Any celebrated partnership begins with an equally grand introduction. Look to film; any great buddy film has an awesome, often hilarious, first encounter of the new partnership that will cement the pair together. A Duo might not be arranged quite as such, but the introduction to your piece is the first time your audience is introduced to the real people behind the characters--an audience can glimpse how you and your partner truly interact. While adding realism and chemistry, introductions can also either add momentum to a Duo or stifle the mood. It is important to never "phone in" an introduction regardless, but in Duo it becomes even more critical. When putting together your Duo introduction there are a few things to do and to avoid.
- DON'T improv it or write it on the bus. People generally can tell when an introduction was written in five minutes. On the bus ride over. Either the writing is uninspired, dull, and boring or memorization (rather, lack of) is sketchy. Few have the ingenuity to develop an introduction on the spot (congratulations if you can). Even if you can throw words together right then chances are not in your favor of being more polished than the Duo that has rehearsed their introduction. Further, as both parties must speak in the introduction improv becomes far too intricate. How awful would it feel to deliver a marvelous hook only to speak a muddled introduction?

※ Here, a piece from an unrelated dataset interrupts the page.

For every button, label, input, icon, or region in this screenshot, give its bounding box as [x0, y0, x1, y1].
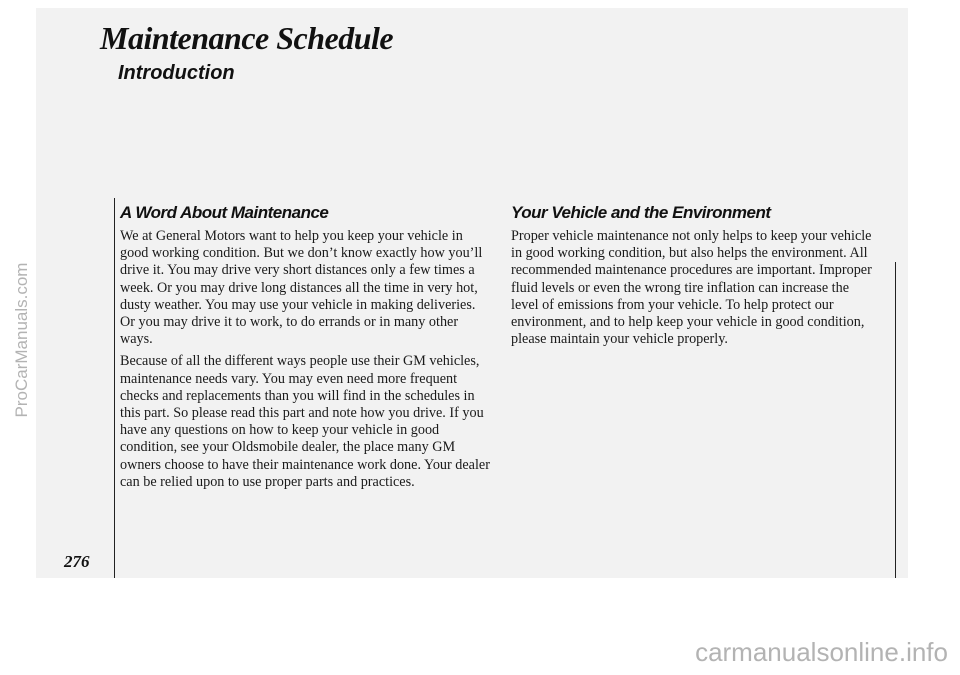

The rest of your Duo could suffer from demoralization. Plus the judge might look poorly on your piece for not bothering to write a thirty-second introduction.
- DON'T be overly gimmicky. Yeah, it's cute and funny when two Duo partners ham it up in the introduction. Please, just do not go overboard. Pretending to be two goofballs takes away from the introduction being not only a word about your piece but also a look at who you two are. Besides, it is annoying to watch two people act fake because they think it's a riot when no one else does. Further, acting fake leaves one to think that you and your partner are not confident in yourselves so must further hide behind an image. Audiences want to see comfortable performers not timid Duo partners.
- DO be yourselves. As stated earlier, the introduction is the time to show the audience who you are and how comfortable you are to perform. People are drawn to those that show strength and honesty in public situations, so a solid introduction is one way to connect to your audience and win their affection.
- DO have a sensational hook. Most performers opt to perform a segment of their piece prior to doing the introduction. This acts as a teaser trailer of sorts to "hook" your audience. Whether your Duo be Dramatic or Comedic, you want to leave your audience on a note of anticipation. Such as when something heavy has been revealed. Leave them wanting, and give them more in the introduction.
- DO remember basic introduction structure. Not every introduction need follow this format, but on the whole most introductions begin with an attention getter (like a rhetorical question), then gives some background information that helps set the mood, then there is the delivery of the title and author's name, and then perhaps a linking sentence to ease back into the performance. In a Duo both partners must speak, you are not Penn nor Teller, so divvy the lines in rehearsal and practice a seamless, maybe banter-filled, introduction. Work with your partner, and deliver as one team.
- DO use your partner. It is acceptable to stand side by side and trade off lines of the introduction. Except, why do that when you have a Duo partner? Use your partner a little. It is okay to interact and grow off the other's energy.
- ALWAYS PRACTICE! Introductions need to be as polished as the actual performance. Remember, though clean an introduction should be, it must sound natural because it is you talking.
A Duo introduction is like any other...aside from there being another entity to help deliver. However, the premise is the same. Yet, do not let that keep you from practicing your Duo introduction regularly. If anything, because there are two involved, working a Duo introduction more is necessary to keep it clean. Teamwork takes patience and practice--even a thirty-second introduction.